Pieter Laeremans
Pieter Laeremans

Reputation: 21

How to find connection leaks on PostgreSQL cloud sql

I’m using Postgres provisioned by Google Cloud SQL, Recently we see the number of connections to increase by a lot.

Had to raise the limit from 200 to 500, then to 1000. In Google Cloud console Postgres reports 800 currenct connections.

However I have no idea where these connections come from. We have one app engine service, with not a lot of traffic at the moment accessing it, another application hosted on kubernetes. And a dozen or so batch jobs that connect to it. Clearly there must be some connection leakage somewhere.

Is there any way I can see from where these connections originate ?

All applications connecting to it are Java based at the moment. They use the HikariCP connection pool. I’m considering changing the “test query”upon connection to insert a record in a log table. Hence I could perhaps find out from where the connections originate.

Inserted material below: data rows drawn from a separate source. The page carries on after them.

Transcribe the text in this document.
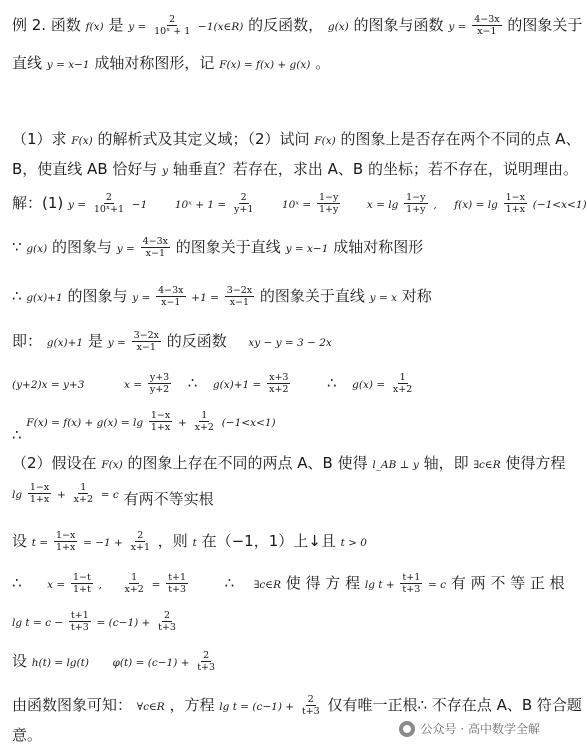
例 2. 函数 f(x) 是 $y = \frac{2}{\text{10ˣ + 1}}$ −1(x∈R) 的反函数， g(x) 的图象与函数 $y = \frac{4-3x}{x-1}$ 的图象关于
直线 y = x−1 成轴对称图形，记 F(x) = f(x) + g(x) 。
（1）求 F(x) 的解析式及其定义域；（2）试问 F(x) 的图象上是否存在两个不同的点 A、
B，使直线 AB 恰好与 y 轴垂直？若存在，求出 A、B 的坐标；若不存在，说明理由。
解：(1) $y = \frac{2}{\text{10ˣ+1}} -1$	10ˣ + $1 = \frac{2}{y+1}$	10ˣ = $\frac{1-y}{1+y}$	$x = \lg \frac{1-y}{1+y}$ , $f(x) = \lg \frac{1-x}{1+x} (-1<x<1)$
∵ g(x) 的图象与 $y = \frac{4-3x}{x-1}$ 的图象关于直线 y = x−1 成轴对称图形
∴ g(x)+1 的图象与 $y = \frac{4-3x}{x-1} +1 = \frac{3-2x}{x-1}$ 的图象关于直线 y = x 对称
即： g(x)+1 是 $y = \frac{3-2x}{x-1}$ 的反函数 xy − y = 3 − 2x
(y+2)x = y+3	$x = \frac{y+3}{y+2}$ ∴ $g(x)+1 = \frac{x+3}{x+2}$ ∴ $g(x) = \frac{1}{x+2}$
∴ $F(x) = f(x) + g(x) = \lg \frac{1-x}{1+x} + \frac{1}{x+2} (-1<x<1)$
（2）假设在 F(x) 的图象上存在不同的两点 A、B 使得 l_AB ⊥ y 轴，即 ∃c∈R 使得方程
$\lg \frac{1-x}{1+x} + \frac{1}{x+2} = c$ 有两不等实根
设 $t = \frac{1-x}{1+x} = -1 + \frac{2}{x+1}$ ，则 t 在（−1，1）上↓且 t > 0
∴ $x = \frac{1-t}{1+t}$ , $\frac{1}{x+2} = \frac{t+1}{t+3}$ ∴ ∃c∈R 使 得 方 程 $\lg t + \frac{t+1}{t+3} = c$ 有 两 不 等 正 根
$\lg t = c - \frac{t+1}{t+3} = (c-1) + \frac{2}{t+3}$
设 h(t) = lg(t) $\varphi(t) = (c-1) + \frac{2}{t+3}$
由函数图象可知： ∀c∈R ，方程 $\lg t = (c-1) + \frac{2}{t+3}$ 仅有唯一正根∴ 不存在点 A、B 符合题
意。	公众号 · 高中数学全解
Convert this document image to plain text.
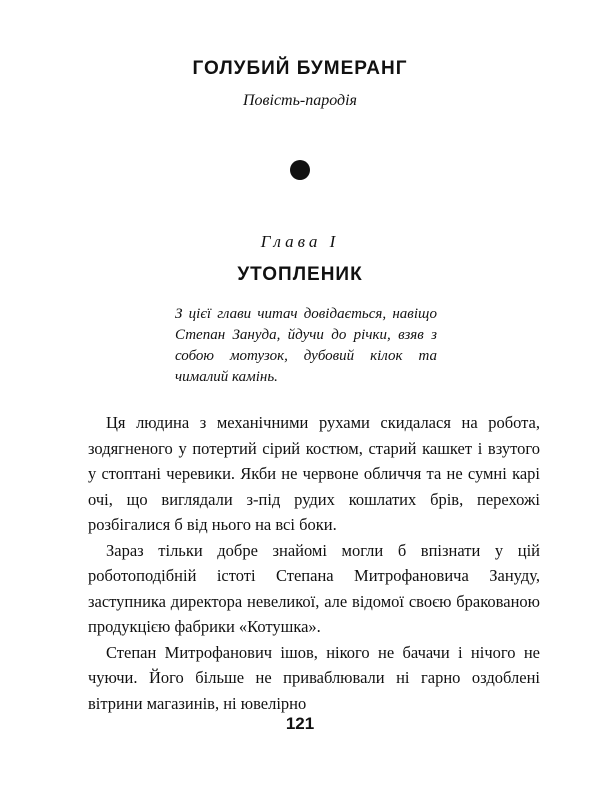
ГОЛУБИЙ БУМЕРАНГ
Повість-пародія
Глава I
УТОПЛЕНИК

З цієї глави читач довідається, навіщо Степан Зануда, йдучи до річки, взяв з собою мотузок, дубовий кілок та чималий камінь.

Ця людина з механічними рухами скидалася на робота, зодягненого у потертий сірий костюм, старий кашкет і взутого у стоптані черевики. Якби не червоне обличчя та не сумні карі очі, що виглядали з-під рудих кошлатих брів, перехожі розбігалися б від нього на всі боки.

Зараз тільки добре знайомі могли б впізнати у цій роботоподібній істоті Степана Митрофановича Зануду, заступника директора невеликої, але відомої своєю бракованою продукцією фабрики «Котушка».

Степан Митрофанович ішов, нікого не бачачи і нічого не чуючи. Його більше не приваблювали ні гарно оздоблені вітрини магазинів, ні ювелірно

121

But are there better ways available?

Thanks,

Upvotes: 0

Views: 1420

Answers (1)

Maxim
Maxim

Reputation: 4441

Consider monitoring connection activity with pg_stat_activity, i.e: SELECT * from pg_stat_activity;.

As per the documentation:

Connections that show an IP address, such as 1.2.3.4, are connecting using IP. Connections with cloudsqlproxy~1.2.3.4 are using the Cloud SQL Proxy, or else they originated from App Engine. Connections from localhost are usually to a First Generation instance from App Engine, although that path is also used by some internal Cloud SQL processes.

Also, take a look at the best practices for managing database connections that contain information on opening and closing connections, connection count, or on how to set a connection duration in the Java programming language.